An asylum seeker who wrote a forward to a book saying Jews should be killed has won a court appeal to stay in the United Kingdom.
Officials at the Home Office had sought to deny Yasser Al-Siri asylum, whom they argued could be a “danger to the security of the United Kingdom”, and instead grant him restricted leave to remain for six months. This would have required him to obtain written permission from Home Secretary Priti Patel before moving house, starting a job, or studying.
But in a ruling published last week, judges at the Court of Appeal decided that fresh claims of extremism advanced by the government were not sufficient to overturn a 2015 tribunal decision in Al-Siri’s favour.
Jewish News reports that Al-Siri, who faces the death penalty in his native Egypt, first claimed asylum in the UK in 1994.
He was later indicted with conspiracy to murder General Ahmad Shah Masoud, the leader of the Northern Alliance in Afghanistan two days before the 9/11 attacks, whose assassination was allegedly ordered by Osama Bin Laden to “cut off the most obvious source of support for US retaliation.”
A British judge threw the case out, saying there was a lack of evidence Al-Siri was knowingly involved and not duped.

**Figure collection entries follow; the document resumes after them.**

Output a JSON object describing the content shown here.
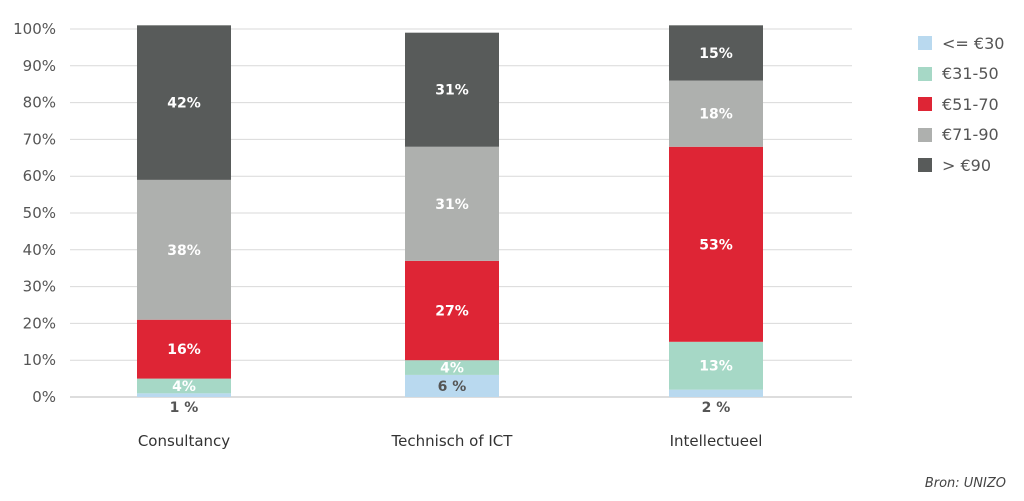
{
  "chart_data": {
    "type": "bar",
    "stacked": true,
    "ylim": [
      0,
      100
    ],
    "yticks": [
      "0%",
      "10%",
      "20%",
      "30%",
      "40%",
      "50%",
      "60%",
      "70%",
      "80%",
      "90%",
      "100%"
    ],
    "categories": [
      "Consultancy",
      "Technisch of ICT",
      "Intellectueel"
    ],
    "series": [
      {
        "name": "<= €30",
        "color": "#b9d9ef",
        "values": [
          1,
          6,
          2
        ],
        "labels": [
          "1 %",
          "6 %",
          "2 %"
        ],
        "label_color": "#555555"
      },
      {
        "name": "€31-50",
        "color": "#a6d8c6",
        "values": [
          4,
          4,
          13
        ],
        "labels": [
          "4%",
          "4%",
          "13%"
        ],
        "label_color": "#ffffff"
      },
      {
        "name": "€51-70",
        "color": "#de2535",
        "values": [
          16,
          27,
          53
        ],
        "labels": [
          "16%",
          "27%",
          "53%"
        ],
        "label_color": "#ffffff"
      },
      {
        "name": "€71-90",
        "color": "#aeb0ae",
        "values": [
          38,
          31,
          18
        ],
        "labels": [
          "38%",
          "31%",
          "18%"
        ],
        "label_color": "#ffffff"
      },
      {
        "name": "> €90",
        "color": "#585b5a",
        "values": [
          42,
          31,
          15
        ],
        "labels": [
          "42%",
          "31%",
          "15%"
        ],
        "label_color": "#ffffff"
      }
    ],
    "grid": true,
    "legend_position": "right",
    "source": "Bron: UNIZO"
  }
}
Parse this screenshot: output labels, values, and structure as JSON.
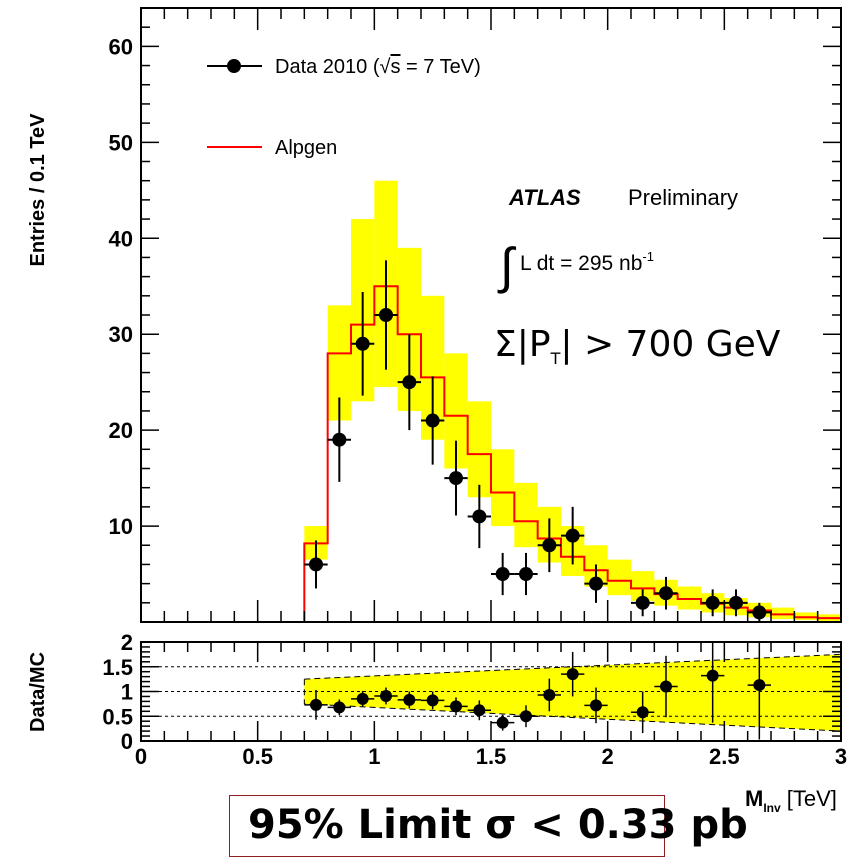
{
  "chart_data": {
    "type": "histogram-ratio",
    "main": {
      "ylabel": "Entries / 0.1 TeV",
      "ylim": [
        0,
        64
      ],
      "yticks": [
        "10",
        "20",
        "30",
        "40",
        "50",
        "60"
      ],
      "bin_width": 0.1,
      "data_points": [
        {
          "x": 0.75,
          "y": 6,
          "err": 2.5
        },
        {
          "x": 0.85,
          "y": 19,
          "err": 4.4
        },
        {
          "x": 0.95,
          "y": 29,
          "err": 5.4
        },
        {
          "x": 1.05,
          "y": 32,
          "err": 5.7
        },
        {
          "x": 1.15,
          "y": 25,
          "err": 5.0
        },
        {
          "x": 1.25,
          "y": 21,
          "err": 4.6
        },
        {
          "x": 1.35,
          "y": 15,
          "err": 3.9
        },
        {
          "x": 1.45,
          "y": 11,
          "err": 3.3
        },
        {
          "x": 1.55,
          "y": 5,
          "err": 2.2
        },
        {
          "x": 1.65,
          "y": 5,
          "err": 2.2
        },
        {
          "x": 1.75,
          "y": 8,
          "err": 2.8
        },
        {
          "x": 1.85,
          "y": 9,
          "err": 3.0
        },
        {
          "x": 1.95,
          "y": 4,
          "err": 2.0
        },
        {
          "x": 2.15,
          "y": 2,
          "err": 1.4
        },
        {
          "x": 2.25,
          "y": 3,
          "err": 1.7
        },
        {
          "x": 2.45,
          "y": 2,
          "err": 1.4
        },
        {
          "x": 2.55,
          "y": 2,
          "err": 1.4
        },
        {
          "x": 2.65,
          "y": 1,
          "err": 1.0
        }
      ],
      "alpgen": {
        "edges": [
          0.0,
          0.7,
          0.8,
          0.9,
          1.0,
          1.1,
          1.2,
          1.3,
          1.4,
          1.5,
          1.6,
          1.7,
          1.8,
          1.9,
          2.0,
          2.1,
          2.2,
          2.3,
          2.4,
          2.5,
          2.6,
          2.7,
          2.8,
          2.9,
          3.0
        ],
        "values": [
          0,
          8.2,
          28,
          31,
          35,
          30,
          25.5,
          21.5,
          17.5,
          13.5,
          10.5,
          8.7,
          6.8,
          5.4,
          4.3,
          3.5,
          2.9,
          2.4,
          1.9,
          1.5,
          1.2,
          0.8,
          0.5,
          0.4
        ],
        "band_low": [
          0,
          6.5,
          21,
          23,
          24.5,
          22,
          19,
          16,
          13,
          10,
          7.8,
          6.2,
          4.8,
          3.7,
          2.8,
          2.2,
          1.7,
          1.3,
          1.0,
          0.7,
          0.5,
          0.3,
          0.2,
          0.1
        ],
        "band_high": [
          0,
          10,
          33,
          42,
          46,
          39,
          34,
          28,
          23,
          18,
          14.5,
          12,
          10,
          8,
          6.5,
          5.3,
          4.4,
          3.7,
          3.0,
          2.5,
          2.0,
          1.5,
          1.0,
          0.8
        ]
      }
    },
    "ratio": {
      "ylabel": "Data/MC",
      "ylim": [
        0,
        2
      ],
      "yticks": [
        "0",
        "0.5",
        "1",
        "1.5",
        "2"
      ],
      "reference_lines": [
        0.5,
        1,
        1.5
      ],
      "band_edges": [
        0.7,
        3.0
      ],
      "band_low_start": 0.75,
      "band_low_end": 0.2,
      "band_high_start": 1.25,
      "band_high_end": 1.75,
      "points": [
        {
          "x": 0.75,
          "y": 0.73,
          "err": 0.3
        },
        {
          "x": 0.85,
          "y": 0.68,
          "err": 0.16
        },
        {
          "x": 0.95,
          "y": 0.85,
          "err": 0.16
        },
        {
          "x": 1.05,
          "y": 0.91,
          "err": 0.17
        },
        {
          "x": 1.15,
          "y": 0.83,
          "err": 0.17
        },
        {
          "x": 1.25,
          "y": 0.82,
          "err": 0.18
        },
        {
          "x": 1.35,
          "y": 0.7,
          "err": 0.18
        },
        {
          "x": 1.45,
          "y": 0.62,
          "err": 0.2
        },
        {
          "x": 1.55,
          "y": 0.37,
          "err": 0.16
        },
        {
          "x": 1.65,
          "y": 0.5,
          "err": 0.22
        },
        {
          "x": 1.75,
          "y": 0.93,
          "err": 0.33
        },
        {
          "x": 1.85,
          "y": 1.35,
          "err": 0.45
        },
        {
          "x": 1.95,
          "y": 0.72,
          "err": 0.36
        },
        {
          "x": 2.15,
          "y": 0.58,
          "err": 0.42
        },
        {
          "x": 2.25,
          "y": 1.1,
          "err": 0.62
        },
        {
          "x": 2.45,
          "y": 1.32,
          "err": 0.95
        },
        {
          "x": 2.65,
          "y": 1.13,
          "err": 1.1
        }
      ]
    },
    "xaxis": {
      "label_main": "M",
      "label_sub": "Inv",
      "label_unit": " [TeV]",
      "xlim": [
        0,
        3
      ],
      "xticks": [
        "0",
        "0.5",
        "1",
        "1.5",
        "2",
        "2.5",
        "3"
      ]
    },
    "legend": {
      "data_label_pre": "Data 2010 (",
      "data_label_sqrt": "s",
      "data_label_post": " = 7 TeV)",
      "alpgen_label": "Alpgen",
      "placement": "top-left"
    },
    "annotations": {
      "atlas": "ATLAS",
      "preliminary": "Preliminary",
      "lumi_integral": "∫",
      "lumi_text": "L dt = 295 nb",
      "lumi_sup": "-1",
      "cut_pre": "Σ|P",
      "cut_sub": "T",
      "cut_post": "| > 700 GeV"
    },
    "colors": {
      "band": "#ffff00",
      "alpgen_line": "#ff0000",
      "data": "#000000",
      "limit_box_border": "#8b2020"
    }
  },
  "footer": {
    "limit_text": "95% Limit σ < 0.33 pb"
  }
}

An immigration tribunal in 2015 established that 2,000 copies of books espousing “the killing of Jews” which were found at Al Siri’s personal and business addresses could be considered among “circumstantial evidence of [his] sympathy for extremist views.”
But it added this “did not overcome the absence of reliable evidence of his culpable involvement in the assassination of General Masoud,” and ruled he could not therefore be excluded from refugee status.